Saturday, October 17, 2009
When You Reach Me, by Rebecca Stead
In April 1979, Miranda's mother gets invited to appear on the 20,000 Pyramid [for you young'uns, that was a popular game show at the time] but the most interesting events of this story are occurring closer to home in the neighborhood. Miranda is receiving cryptic letters that she becomes convinced are being sent from a traveller from the future. The message is not benign: a friend of hers is in danger and she must write a letter to save this friend from certain death. But to whom is she to write to letter? And to when?
This modest but strikingly original novel is complex and multifaceted. On its face, this is a coming-of-age story of a sixth grade girl in New York. It's a nice story (twelve years old in 1979 is something I can personally relate to quite well), but nothing extraordinary and not really the point after all.
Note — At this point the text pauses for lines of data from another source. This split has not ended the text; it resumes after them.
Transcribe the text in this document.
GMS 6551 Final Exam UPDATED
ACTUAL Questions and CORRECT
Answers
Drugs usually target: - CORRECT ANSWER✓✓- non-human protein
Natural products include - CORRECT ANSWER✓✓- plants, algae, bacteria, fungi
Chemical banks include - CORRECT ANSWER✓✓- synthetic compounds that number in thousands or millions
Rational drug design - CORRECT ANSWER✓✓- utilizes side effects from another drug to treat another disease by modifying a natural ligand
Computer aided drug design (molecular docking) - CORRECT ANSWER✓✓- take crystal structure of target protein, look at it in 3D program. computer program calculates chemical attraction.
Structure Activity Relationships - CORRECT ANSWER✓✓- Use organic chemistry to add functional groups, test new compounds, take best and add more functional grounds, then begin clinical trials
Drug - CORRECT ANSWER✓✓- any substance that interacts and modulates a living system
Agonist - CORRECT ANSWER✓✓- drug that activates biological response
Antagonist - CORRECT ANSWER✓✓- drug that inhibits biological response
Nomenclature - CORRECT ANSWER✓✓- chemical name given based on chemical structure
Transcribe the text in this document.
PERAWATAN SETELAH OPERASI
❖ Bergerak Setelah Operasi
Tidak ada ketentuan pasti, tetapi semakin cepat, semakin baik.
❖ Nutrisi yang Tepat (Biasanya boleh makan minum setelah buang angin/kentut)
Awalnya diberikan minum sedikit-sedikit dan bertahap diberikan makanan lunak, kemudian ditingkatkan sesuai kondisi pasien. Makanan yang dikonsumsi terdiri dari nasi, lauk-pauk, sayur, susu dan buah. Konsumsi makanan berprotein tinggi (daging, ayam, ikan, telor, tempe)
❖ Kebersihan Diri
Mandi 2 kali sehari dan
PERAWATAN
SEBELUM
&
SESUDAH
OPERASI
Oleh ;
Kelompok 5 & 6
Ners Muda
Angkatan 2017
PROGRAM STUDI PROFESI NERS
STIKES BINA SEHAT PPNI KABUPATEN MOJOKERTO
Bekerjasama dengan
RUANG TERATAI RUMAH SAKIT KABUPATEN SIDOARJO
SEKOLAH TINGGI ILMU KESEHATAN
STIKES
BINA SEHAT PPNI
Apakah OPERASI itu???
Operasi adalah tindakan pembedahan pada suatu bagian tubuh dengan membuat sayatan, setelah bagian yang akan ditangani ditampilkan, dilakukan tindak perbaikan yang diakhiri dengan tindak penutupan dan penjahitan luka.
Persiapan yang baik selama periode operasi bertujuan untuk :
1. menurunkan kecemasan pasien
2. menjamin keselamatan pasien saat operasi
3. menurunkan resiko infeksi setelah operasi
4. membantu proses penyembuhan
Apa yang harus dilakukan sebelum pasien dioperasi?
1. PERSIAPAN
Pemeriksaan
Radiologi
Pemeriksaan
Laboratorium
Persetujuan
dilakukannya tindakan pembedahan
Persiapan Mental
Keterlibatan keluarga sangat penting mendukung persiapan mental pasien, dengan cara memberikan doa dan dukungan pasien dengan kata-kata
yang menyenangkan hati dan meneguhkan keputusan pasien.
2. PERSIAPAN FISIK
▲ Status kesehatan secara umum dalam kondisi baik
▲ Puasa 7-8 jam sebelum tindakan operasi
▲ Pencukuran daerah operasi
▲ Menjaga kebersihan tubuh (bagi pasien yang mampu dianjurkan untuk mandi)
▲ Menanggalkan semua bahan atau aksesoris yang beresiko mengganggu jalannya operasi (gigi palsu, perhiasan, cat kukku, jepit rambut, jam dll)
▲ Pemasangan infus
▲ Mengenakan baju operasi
The more interesting part is the riddle about time travel (told from the perspective of the people not doing the traveling). This is the clever part of the novel - never entirely spelled out - with just enough paradox and open-ended twists to get the mind going. Finally, there is a subtle but loving tribute to Madeleine L'Engle who inspired the author to write this story and whose books I remember loving myself when I was twelve years old. This is the kind of a book that makes you want to rush back to read those books again. Other details (about friendship, reaching for one's dreams, and confronting prejudice) are nicely added in, but not dwelled upon.
My problem with the book is figuring out who would be the likely audience. I personally found it a bit confusing to read and suspect I'd have to go through it another time or two before I really understood what was going on. I'm not sure that middle readers would keep up with at all. Teens won't find it very interesting because of the youth of the characters. So, I fear that this may slip off people's radars. The book itself has been well-promoted, but there is no wait list to check it out, so I suspect my fears are justified.